Let $G$ be a group, $S$ be a set, $H \trianglelefteq G$, $a,b \in S$, and suppose $G$ acts faithfully and transitively on $S$. If $H \leq G$, then prove $|Ha|=|Hb|$ for every $a,b \in S$. In short, we are to prove that all of the orbits $H$ has are of the same size.
First, since $G$ acts on $S$ and since $H$ is a subgroup of $G$, then $H$ will also act on $S$ by the same action. First, we know for any $a \in S$, we have
$$|Ha| = \frac{|H|}{|H_a|}$$
where $H_a$ is the stabilizer of $a$ in $H$. Then, to show that $|Ha| = |Hb|$ for every $a,b \in S$, we really must show that
$$\frac{|H|}{|H_a|} = \frac{|H|}{|H_b|} \implies |H_a| = |H_b|$$
Since $G$ is faithful, if $g\in G$ with $ga = a$, then $g=1$. So $G_a =\{1\}$ and so $|G_a| = 1$. Since $H \leq G$, it must be true that $|H_a| =1$ and $|H_b|=1$. But is this all? Or have I missed something? This seems too easy to be true. For example, transitivity wasn't used here.

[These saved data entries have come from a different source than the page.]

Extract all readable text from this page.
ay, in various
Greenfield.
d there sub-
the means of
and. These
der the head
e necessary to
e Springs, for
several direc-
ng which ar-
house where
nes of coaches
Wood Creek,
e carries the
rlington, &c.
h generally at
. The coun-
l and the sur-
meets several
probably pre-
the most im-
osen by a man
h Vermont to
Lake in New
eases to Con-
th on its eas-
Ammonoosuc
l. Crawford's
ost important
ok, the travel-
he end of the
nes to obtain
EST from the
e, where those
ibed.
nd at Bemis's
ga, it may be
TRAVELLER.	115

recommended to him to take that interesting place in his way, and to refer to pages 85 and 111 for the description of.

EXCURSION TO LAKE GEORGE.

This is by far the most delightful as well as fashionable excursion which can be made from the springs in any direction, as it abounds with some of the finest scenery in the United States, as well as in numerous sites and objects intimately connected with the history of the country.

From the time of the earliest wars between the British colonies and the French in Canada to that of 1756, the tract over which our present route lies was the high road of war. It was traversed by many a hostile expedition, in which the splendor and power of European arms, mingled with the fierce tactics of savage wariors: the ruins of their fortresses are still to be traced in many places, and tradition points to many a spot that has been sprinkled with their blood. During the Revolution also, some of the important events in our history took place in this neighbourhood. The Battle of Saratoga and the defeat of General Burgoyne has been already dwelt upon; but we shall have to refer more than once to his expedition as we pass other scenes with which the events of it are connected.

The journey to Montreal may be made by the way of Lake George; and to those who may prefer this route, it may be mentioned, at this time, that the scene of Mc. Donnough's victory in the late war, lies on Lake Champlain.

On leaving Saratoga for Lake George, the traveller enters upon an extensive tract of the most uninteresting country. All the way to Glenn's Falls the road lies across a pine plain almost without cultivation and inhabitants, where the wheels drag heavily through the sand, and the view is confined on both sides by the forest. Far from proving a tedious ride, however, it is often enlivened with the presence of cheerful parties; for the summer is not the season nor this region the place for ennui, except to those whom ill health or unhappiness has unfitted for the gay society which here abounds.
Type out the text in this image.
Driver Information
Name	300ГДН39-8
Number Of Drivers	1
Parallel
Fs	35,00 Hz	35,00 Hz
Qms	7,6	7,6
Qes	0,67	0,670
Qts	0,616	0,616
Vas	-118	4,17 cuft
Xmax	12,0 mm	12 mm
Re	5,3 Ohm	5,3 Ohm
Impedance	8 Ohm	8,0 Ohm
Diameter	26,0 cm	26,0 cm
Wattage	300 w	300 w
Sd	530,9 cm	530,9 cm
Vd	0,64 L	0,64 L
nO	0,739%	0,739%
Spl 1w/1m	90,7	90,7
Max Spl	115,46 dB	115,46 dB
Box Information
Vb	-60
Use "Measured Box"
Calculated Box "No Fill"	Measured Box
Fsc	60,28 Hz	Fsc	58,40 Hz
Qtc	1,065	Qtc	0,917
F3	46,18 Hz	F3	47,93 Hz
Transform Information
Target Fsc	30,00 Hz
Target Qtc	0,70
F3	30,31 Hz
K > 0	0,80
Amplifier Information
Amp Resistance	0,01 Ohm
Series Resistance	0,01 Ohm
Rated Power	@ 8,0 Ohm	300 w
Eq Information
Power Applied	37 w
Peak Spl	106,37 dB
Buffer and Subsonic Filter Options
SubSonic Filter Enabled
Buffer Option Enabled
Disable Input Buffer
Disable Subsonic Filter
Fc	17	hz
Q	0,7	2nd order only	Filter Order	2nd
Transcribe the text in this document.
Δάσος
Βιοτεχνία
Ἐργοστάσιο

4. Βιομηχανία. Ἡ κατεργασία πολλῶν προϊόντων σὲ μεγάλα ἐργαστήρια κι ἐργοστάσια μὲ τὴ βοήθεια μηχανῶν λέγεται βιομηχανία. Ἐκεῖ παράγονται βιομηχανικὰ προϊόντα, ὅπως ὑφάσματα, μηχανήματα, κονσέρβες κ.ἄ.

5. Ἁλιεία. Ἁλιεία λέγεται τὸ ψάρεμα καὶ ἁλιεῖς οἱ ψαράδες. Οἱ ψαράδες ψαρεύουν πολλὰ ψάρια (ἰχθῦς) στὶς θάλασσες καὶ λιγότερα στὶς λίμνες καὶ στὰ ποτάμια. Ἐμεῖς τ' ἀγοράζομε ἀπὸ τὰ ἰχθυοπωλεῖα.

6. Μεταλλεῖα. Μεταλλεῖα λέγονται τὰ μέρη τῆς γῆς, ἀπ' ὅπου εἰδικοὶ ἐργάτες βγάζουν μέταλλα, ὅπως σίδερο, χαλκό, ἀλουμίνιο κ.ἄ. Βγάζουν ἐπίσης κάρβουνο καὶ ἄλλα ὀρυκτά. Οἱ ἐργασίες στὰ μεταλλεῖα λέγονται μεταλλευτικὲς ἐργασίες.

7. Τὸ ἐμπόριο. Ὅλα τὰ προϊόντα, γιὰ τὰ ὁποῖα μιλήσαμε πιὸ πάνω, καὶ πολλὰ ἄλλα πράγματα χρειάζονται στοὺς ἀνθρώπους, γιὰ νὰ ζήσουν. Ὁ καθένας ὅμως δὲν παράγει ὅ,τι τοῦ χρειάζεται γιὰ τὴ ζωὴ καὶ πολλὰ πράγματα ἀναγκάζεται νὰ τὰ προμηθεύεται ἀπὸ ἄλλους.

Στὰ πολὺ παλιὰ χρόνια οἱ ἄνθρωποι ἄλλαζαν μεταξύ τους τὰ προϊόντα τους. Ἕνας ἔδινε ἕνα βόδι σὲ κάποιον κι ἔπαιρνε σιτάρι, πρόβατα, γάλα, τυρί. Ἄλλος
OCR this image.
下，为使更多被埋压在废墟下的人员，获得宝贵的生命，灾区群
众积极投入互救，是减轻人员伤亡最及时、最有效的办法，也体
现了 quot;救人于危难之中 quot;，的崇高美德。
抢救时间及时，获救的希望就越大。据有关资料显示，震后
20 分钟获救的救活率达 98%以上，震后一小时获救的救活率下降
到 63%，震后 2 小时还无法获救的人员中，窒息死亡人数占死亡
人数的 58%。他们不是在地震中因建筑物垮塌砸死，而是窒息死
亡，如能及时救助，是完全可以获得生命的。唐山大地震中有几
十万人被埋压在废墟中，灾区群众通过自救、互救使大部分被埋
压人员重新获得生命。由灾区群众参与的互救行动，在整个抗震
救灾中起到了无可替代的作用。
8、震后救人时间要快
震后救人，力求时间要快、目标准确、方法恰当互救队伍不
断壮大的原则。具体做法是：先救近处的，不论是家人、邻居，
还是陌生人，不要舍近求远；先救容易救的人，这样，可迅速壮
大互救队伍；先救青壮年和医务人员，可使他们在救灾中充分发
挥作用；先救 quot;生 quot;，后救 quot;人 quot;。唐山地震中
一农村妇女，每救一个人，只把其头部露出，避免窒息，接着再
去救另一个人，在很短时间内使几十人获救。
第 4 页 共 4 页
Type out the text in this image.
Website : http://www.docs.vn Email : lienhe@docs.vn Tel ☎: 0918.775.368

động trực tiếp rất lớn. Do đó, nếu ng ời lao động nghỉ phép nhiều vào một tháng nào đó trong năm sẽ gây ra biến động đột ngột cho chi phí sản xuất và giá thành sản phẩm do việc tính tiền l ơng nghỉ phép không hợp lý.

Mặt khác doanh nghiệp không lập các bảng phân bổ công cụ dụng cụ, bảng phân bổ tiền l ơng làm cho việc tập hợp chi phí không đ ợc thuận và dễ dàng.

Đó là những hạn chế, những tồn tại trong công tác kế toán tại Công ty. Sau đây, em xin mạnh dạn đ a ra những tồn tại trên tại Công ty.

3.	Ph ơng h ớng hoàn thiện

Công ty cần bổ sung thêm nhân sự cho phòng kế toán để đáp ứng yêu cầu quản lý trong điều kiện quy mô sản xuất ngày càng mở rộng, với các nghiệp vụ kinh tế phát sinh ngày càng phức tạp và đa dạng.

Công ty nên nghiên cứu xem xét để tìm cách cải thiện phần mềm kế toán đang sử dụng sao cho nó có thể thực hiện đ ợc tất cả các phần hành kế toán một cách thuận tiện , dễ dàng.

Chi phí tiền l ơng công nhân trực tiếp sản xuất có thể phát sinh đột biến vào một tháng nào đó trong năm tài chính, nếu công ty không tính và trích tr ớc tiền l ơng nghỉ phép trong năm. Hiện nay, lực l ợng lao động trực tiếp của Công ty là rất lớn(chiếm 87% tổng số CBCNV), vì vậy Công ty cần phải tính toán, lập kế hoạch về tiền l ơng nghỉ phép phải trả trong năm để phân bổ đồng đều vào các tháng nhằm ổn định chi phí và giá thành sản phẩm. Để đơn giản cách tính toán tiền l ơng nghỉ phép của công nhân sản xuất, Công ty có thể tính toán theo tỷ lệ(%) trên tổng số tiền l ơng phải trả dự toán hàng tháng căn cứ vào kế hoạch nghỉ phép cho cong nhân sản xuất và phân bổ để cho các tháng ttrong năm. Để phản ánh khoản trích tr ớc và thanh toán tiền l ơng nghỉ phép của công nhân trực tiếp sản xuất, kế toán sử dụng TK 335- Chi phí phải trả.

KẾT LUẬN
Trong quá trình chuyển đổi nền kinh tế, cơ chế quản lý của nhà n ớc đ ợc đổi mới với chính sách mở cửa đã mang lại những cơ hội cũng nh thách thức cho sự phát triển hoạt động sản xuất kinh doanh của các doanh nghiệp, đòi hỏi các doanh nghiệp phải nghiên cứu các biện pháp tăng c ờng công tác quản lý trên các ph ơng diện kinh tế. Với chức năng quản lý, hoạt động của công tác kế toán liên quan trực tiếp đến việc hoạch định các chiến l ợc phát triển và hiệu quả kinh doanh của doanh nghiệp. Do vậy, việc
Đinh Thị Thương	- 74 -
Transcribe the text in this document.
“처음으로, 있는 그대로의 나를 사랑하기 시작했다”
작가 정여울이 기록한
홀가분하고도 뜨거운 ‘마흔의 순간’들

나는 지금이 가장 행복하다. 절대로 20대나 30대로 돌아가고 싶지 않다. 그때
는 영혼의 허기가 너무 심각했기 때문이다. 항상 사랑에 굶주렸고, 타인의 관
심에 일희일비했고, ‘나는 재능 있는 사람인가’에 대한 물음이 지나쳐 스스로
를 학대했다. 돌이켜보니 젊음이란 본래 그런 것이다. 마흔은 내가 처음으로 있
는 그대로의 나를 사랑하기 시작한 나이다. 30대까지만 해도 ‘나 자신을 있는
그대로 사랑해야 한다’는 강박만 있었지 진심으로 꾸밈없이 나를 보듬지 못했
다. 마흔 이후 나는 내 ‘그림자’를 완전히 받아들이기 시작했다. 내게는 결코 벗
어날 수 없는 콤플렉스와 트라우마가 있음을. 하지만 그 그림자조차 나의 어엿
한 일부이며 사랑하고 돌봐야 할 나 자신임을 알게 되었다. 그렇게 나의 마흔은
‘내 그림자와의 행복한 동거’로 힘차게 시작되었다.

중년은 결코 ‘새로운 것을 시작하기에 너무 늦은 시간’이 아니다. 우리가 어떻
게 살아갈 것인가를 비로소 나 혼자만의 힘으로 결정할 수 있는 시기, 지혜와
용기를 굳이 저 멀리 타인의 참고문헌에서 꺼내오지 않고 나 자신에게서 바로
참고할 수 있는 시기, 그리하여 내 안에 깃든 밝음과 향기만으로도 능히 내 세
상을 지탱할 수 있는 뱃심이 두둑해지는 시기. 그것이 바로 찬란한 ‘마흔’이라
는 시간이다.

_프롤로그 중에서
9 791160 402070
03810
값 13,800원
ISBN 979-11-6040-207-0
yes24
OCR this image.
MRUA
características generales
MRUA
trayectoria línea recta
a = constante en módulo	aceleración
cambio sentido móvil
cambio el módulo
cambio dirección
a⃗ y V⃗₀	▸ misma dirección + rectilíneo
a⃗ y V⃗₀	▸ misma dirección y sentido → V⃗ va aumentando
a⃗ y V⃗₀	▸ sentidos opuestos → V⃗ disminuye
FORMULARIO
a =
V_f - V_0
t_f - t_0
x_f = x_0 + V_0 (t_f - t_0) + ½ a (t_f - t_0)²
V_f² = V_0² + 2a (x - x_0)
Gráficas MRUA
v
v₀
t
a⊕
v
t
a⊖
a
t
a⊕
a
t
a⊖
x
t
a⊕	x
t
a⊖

UPDATE: I am now realizing that a faithful action does not imply that $G_a = \{1\}$. This ruins the entire proof. How can I use faithfulness and transitivity to show what is needed?
UPDATE 2: I have stipulated now that $H \trianglelefteq G$
UPDATE 3: I will ask a new question elsewhere.
This is not true. Without loss of generality, we might as well take $G$ to be the symmetric group on $S$. This is faithful and transitive, and every permutation group on $S$ is a subgroup of $G$, so now your claim is simply that every permutation group has all orbits of the same size. It is easy to find many counter-examples, for example the group generated by a transposition on a set of size bigger than two, or the point-stabiliser $S_{n-1}$ of $S_n$ (again with $n\geq 3$).